ConocoPhillips Backs Out of Abu Dhabi Gas Project (Update3)

By Edward Klump and Ayesha Daya
April 28 (Bloomberg) -- ConocoPhillips, the third-biggest U.S. oil company, pulled out of a Middle East project for the second time in a week, saying it decided against going through with the Shah Gas Field development with Abu Dhabi.
The company, which would have been a 40 percent stakeholder in a Shah joint venture with state-owned Abu Dhabi National Oil Co., didn’t give an explanation for the decision in a statement today announcing its exit. Abu Dhabi National will go ahead with the $10 billion project, said a person who asked not to be identified because the decision hadn’t been made public.
ConocoPhillips, which announced plans in October to sell $10 billion in assets to cut debt, said April 21 that it would drop out of the Yanbu refinery development with Saudi Arabia’s state oil company. The company said then that Yanbu didn’t fit with its strategy of scaling back its presence in refining and tightening its focus on oil exploration.
“It would appear that they’re rethinking where they stand in the gas markets at this point in time,” said James Halloran, a consultant at Financial America Securities in Cleveland. “I think they look at themselves as possibly trying to be oilier, which is the key thing these days.”
Oil has outperformed gas in U.S. futures trading this year and last. Crude also is more than three times as valuable as gas, relative to the energy content of both commodities, according to a Bloomberg calcluation.
Shell’s Interest Dims
ConocoPhillips rose $1.01, or 1.8 percent, to $58.55 at 4:15 p.m. in New York Stock Exchange composite trading. The stock has nine buy ratings from analysts, eight holds and three sells.
Oil-exporting nations such as the United Arab Emirates are seeking to boost production of natural gas to fuel domestic power generation and factories. The country imports gas from Qatar and is developing nuclear power plants to meet energy demand, which is expected to double by 2020, according to government studies.
Abu Dhabi, an oil-rich United Arab Emirates sheikdom, chose ConocoPhillips for the Shah project after considering bids from companies such as Exxon Mobil Corp., Royal Dutch Shell Plc and Occidental Petroleum Corp.

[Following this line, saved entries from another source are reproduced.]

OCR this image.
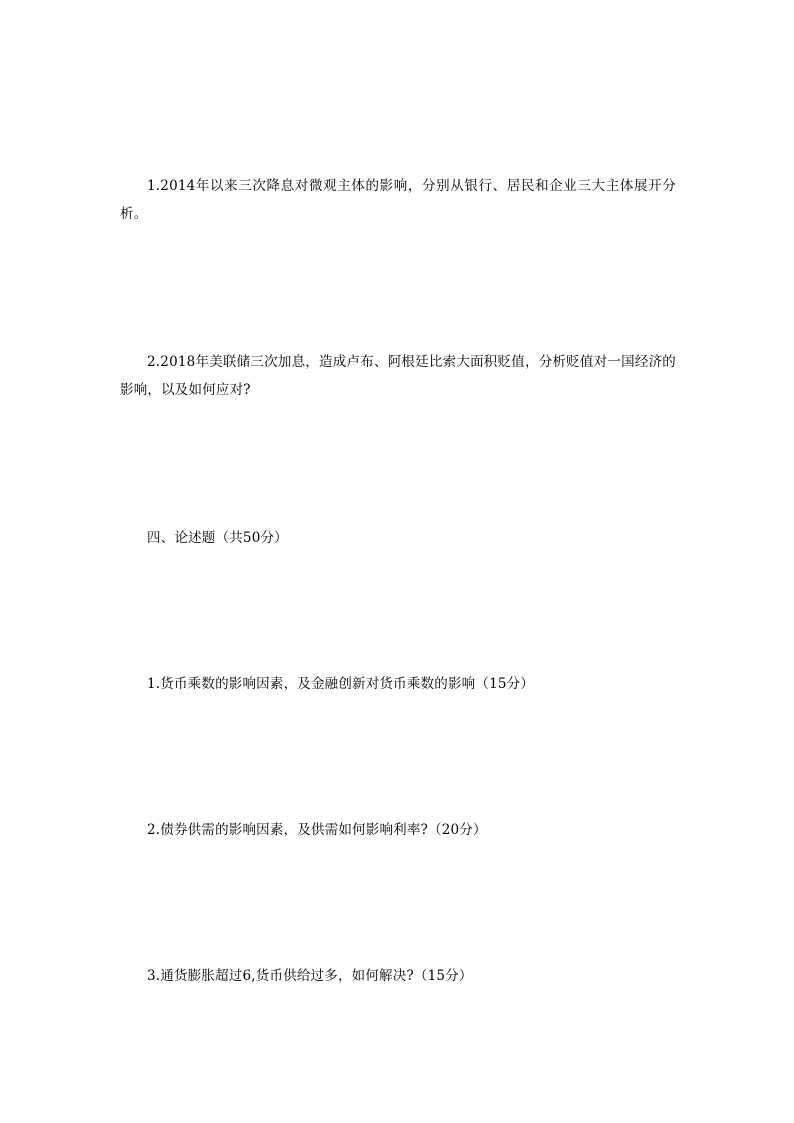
1.2014年以来三次降息对微观主体的影响，分别从银行、居民和企业三大主体展开分析。

2.2018年美联储三次加息，造成卢布、阿根廷比索大面积贬值，分析贬值对一国经济的影响，以及如何应对?

四、论述题（共50分）

1.货币乘数的影响因素，及金融创新对货币乘数的影响（15分）

2.债券供需的影响因素，及供需如何影响利率?（20分）

3.通货膨胀超过6,货币供给过多，如何解决?（15分）
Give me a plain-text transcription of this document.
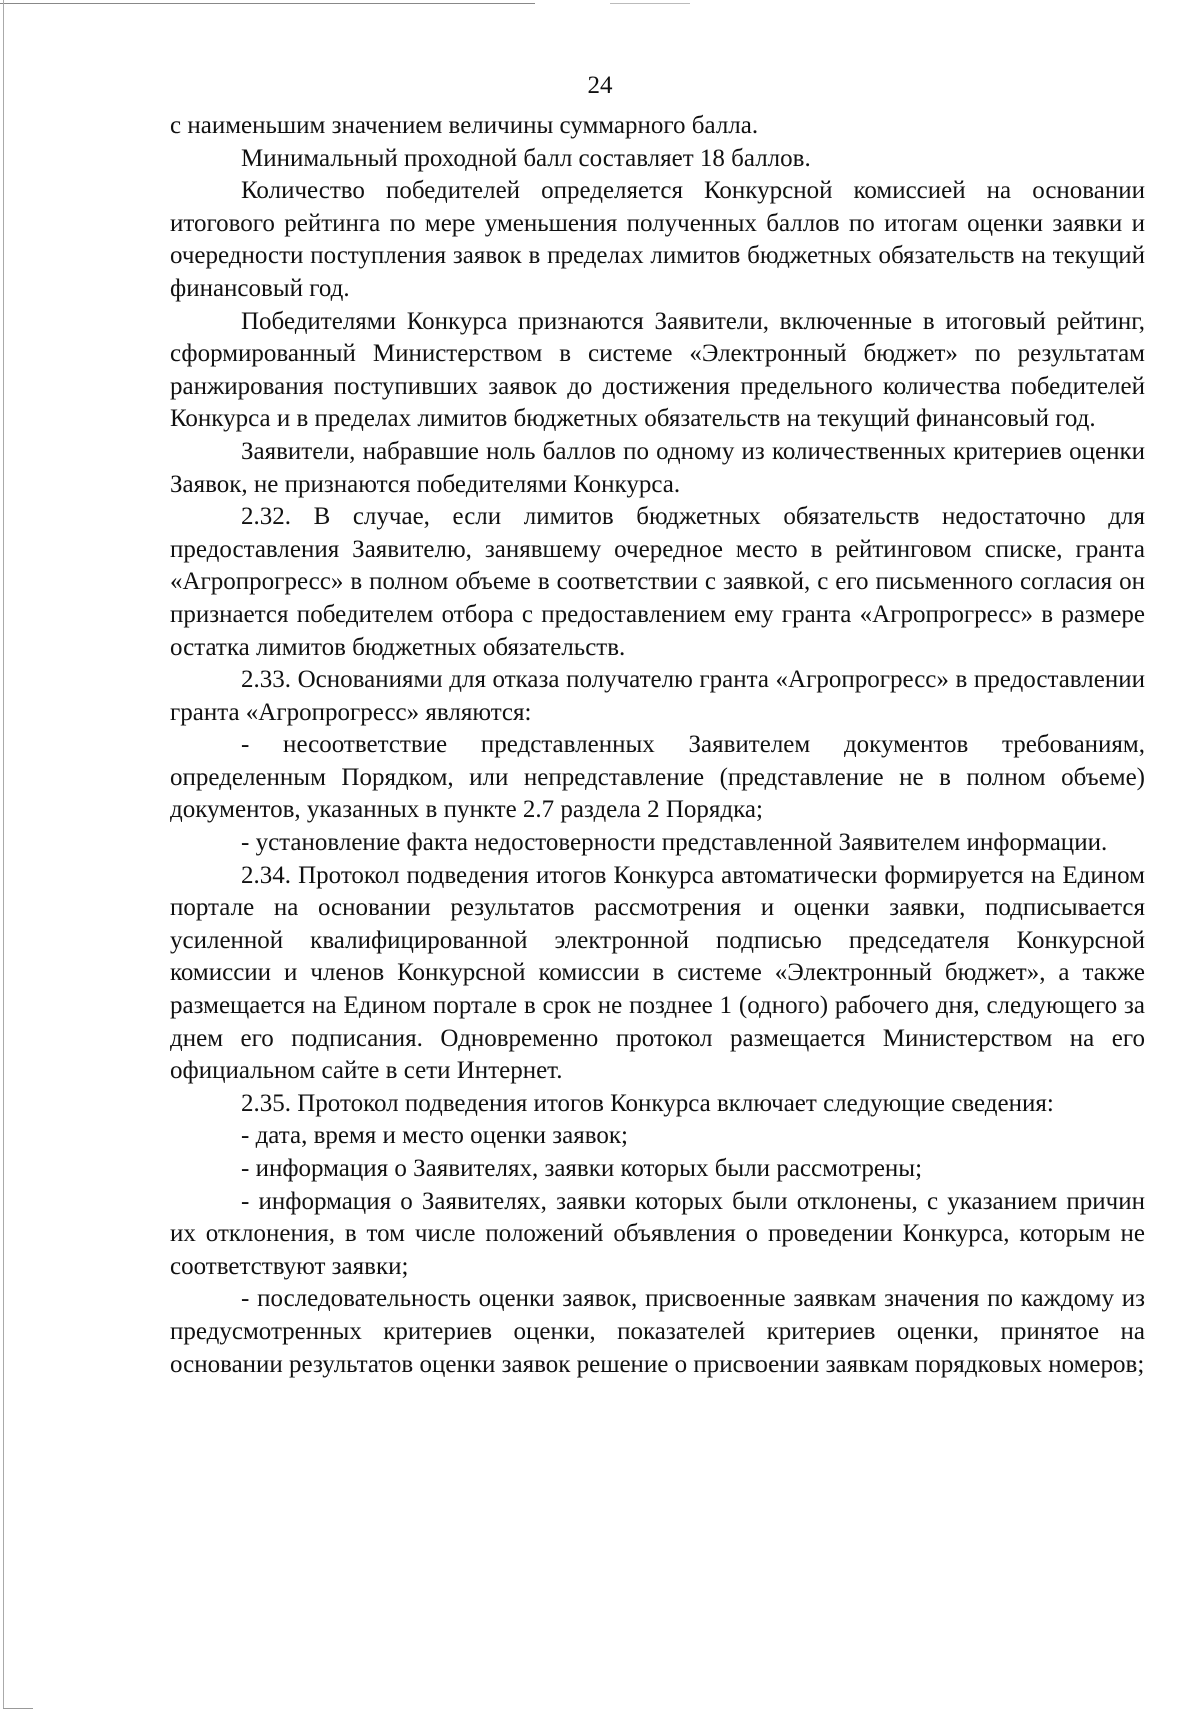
24

с наименьшим значением величины суммарного балла.

Минимальный проходной балл составляет 18 баллов.

Количество победителей определяется Конкурсной комиссией на основании итогового рейтинга по мере уменьшения полученных баллов по итогам оценки заявки и очередности поступления заявок в пределах лимитов бюджетных обязательств на текущий финансовый год.

Победителями Конкурса признаются Заявители, включенные в итоговый рейтинг, сформированный Министерством в системе «Электронный бюджет» по результатам ранжирования поступивших заявок до достижения предельного количества победителей Конкурса и в пределах лимитов бюджетных обязательств на текущий финансовый год.

Заявители, набравшие ноль баллов по одному из количественных критериев оценки Заявок, не признаются победителями Конкурса.

2.32. В случае, если лимитов бюджетных обязательств недостаточно для предоставления Заявителю, занявшему очередное место в рейтинговом списке, гранта «Агропрогресс» в полном объеме в соответствии с заявкой, с его письменного согласия он признается победителем отбора с предоставлением ему гранта «Агропрогресс» в размере остатка лимитов бюджетных обязательств.

2.33. Основаниями для отказа получателю гранта «Агропрогресс» в предоставлении гранта «Агропрогресс» являются:

- несоответствие представленных Заявителем документов требованиям, определенным Порядком, или непредставление (представление не в полном объеме) документов, указанных в пункте 2.7 раздела 2 Порядка;

- установление факта недостоверности представленной Заявителем информации.

2.34. Протокол подведения итогов Конкурса автоматически формируется на Едином портале на основании результатов рассмотрения и оценки заявки, подписывается усиленной квалифицированной электронной подписью председателя Конкурсной комиссии и членов Конкурсной комиссии в системе «Электронный бюджет», а также размещается на Едином портале в срок не позднее 1 (одного) рабочего дня, следующего за днем его подписания. Одновременно протокол размещается Министерством на его официальном сайте в сети Интернет.

2.35. Протокол подведения итогов Конкурса включает следующие сведения:

- дата, время и место оценки заявок;

- информация о Заявителях, заявки которых были рассмотрены;

- информация о Заявителях, заявки которых были отклонены, с указанием причин их отклонения, в том числе положений объявления о проведении Конкурса, которым не соответствуют заявки;

- последовательность оценки заявок, присвоенные заявкам значения по каждому из предусмотренных критериев оценки, показателей критериев оценки, принятое на основании результатов оценки заявок решение о присвоении заявкам порядковых номеров;
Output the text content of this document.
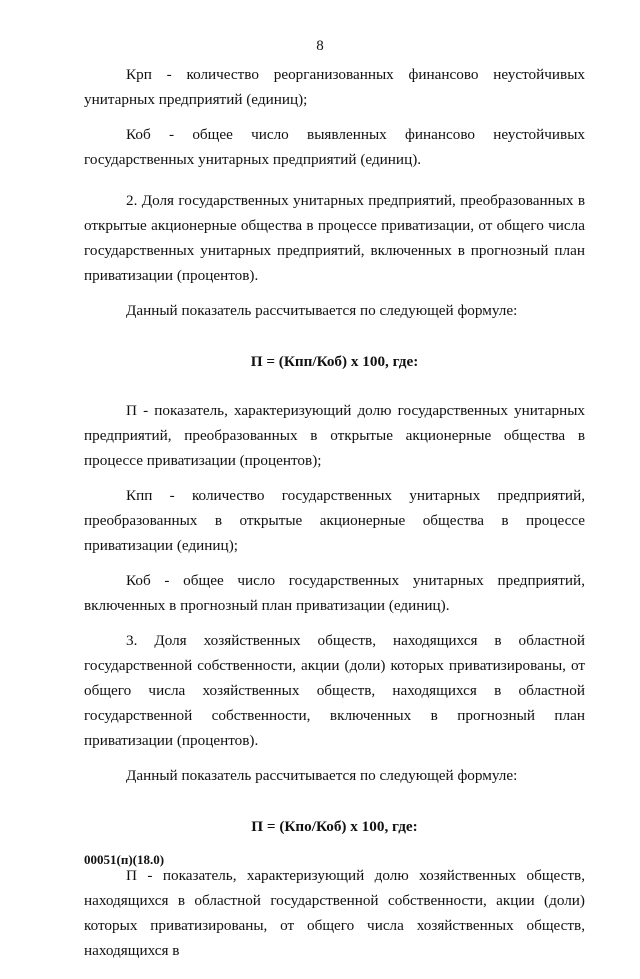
8

Крп - количество реорганизованных финансово неустойчивых унитарных предприятий (единиц);

Коб - общее число выявленных финансово неустойчивых государственных унитарных предприятий (единиц).

2. Доля государственных унитарных предприятий, преобразованных в открытые акционерные общества в процессе приватизации, от общего числа государственных унитарных предприятий, включенных в прогнозный план приватизации (процентов).

Данный показатель рассчитывается по следующей формуле:

П = (Кпп/Коб) х 100, где:

П - показатель, характеризующий долю государственных унитарных предприятий, преобразованных в открытые акционерные общества в процессе приватизации (процентов);

Кпп - количество государственных унитарных предприятий, преобразованных в открытые акционерные общества в процессе приватизации (единиц);

Коб - общее число государственных унитарных предприятий, включенных в прогнозный план приватизации (единиц).

3. Доля хозяйственных обществ, находящихся в областной государственной собственности, акции (доли) которых приватизированы, от общего числа хозяйственных обществ, находящихся в областной государственной собственности, включенных в прогнозный план приватизации (процентов).

Данный показатель рассчитывается по следующей формуле:

П = (Кпо/Коб) х 100, где:

П - показатель, характеризующий долю хозяйственных обществ, находящихся в областной государственной собственности, акции (доли) которых приватизированы, от общего числа хозяйственных обществ, находящихся в

00051(п)(18.0)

Shell, which was keen to work on the venture at the time, is less interested now, Chief Financial Officer Simon Henry told investors today on a conference call.
Sour Gas
The Shah development is scheduled to start production in the second or third quarter of 2014, Saif Ahmed Al-Ghafli, chief executive officer of Abu Dhabi Gas Development, told reporters last month. The project will process 1 billion cubic feet of sour, or high-sulfur, gas a day into more than 500 million cubic feet of fuel and 10,000 tons of sulfur daily, Al-Ghafli said.
Ryan Lance, a senior vice president for international exploration and production at ConocoPhillips, said at a March analyst meeting that the company needed to know what the project would cost. He said ConocoPhillips would make a value-based decision. John McLemore, a company spokesman, declined to provide any comments beyond today’s statement.
Pulling out of the Shah project is the right move for ConocoPhillips, even it affects future business in the Middle East, said Philip Weiss, an analyst at Argus Research in New York who has a “hold” rating on the company’s shares and owns none. He said ConocoPhillips should be focused on financial discipline.
“If this deal keeps them from getting other projects but those projects don’t meet the return guidelines anyway, does it really matter?” Weiss said.
Shift to Exploration
ConocoPhillips is scheduled to report first-quarter earnings tomorrow. The company wants oil and gas exploration and production, or upstream, to represent as much as 85 percent of its portfolio, up from about 70 percent currently, Chief Executive Officer Jim Mulva said in a March 24 presentation.
Halloran, the Financial America Securities consultant, said ConocoPhillips has figured out the sort of projects it doesn’t want to do, if not the precise direction it’s going.
“By force, it sort of says they’re going to become more of an upstream development exploration company, but how are they going to go about doing that?” Halloran said. “We haven’t figured that out yet because it’s very tough for anybody to do that.”      ConocoPhillips is trying to clean up its balance sheet and may be readying itself for a possible merger as it exits projects with low returns, said Robbert Van Batenburg, head of equity research at Louis Capital Markets in New York.      “It’s a super major, but it’s at the end of the list,” he said. “I can them smell them trying to force the hand of a would-be buyer.”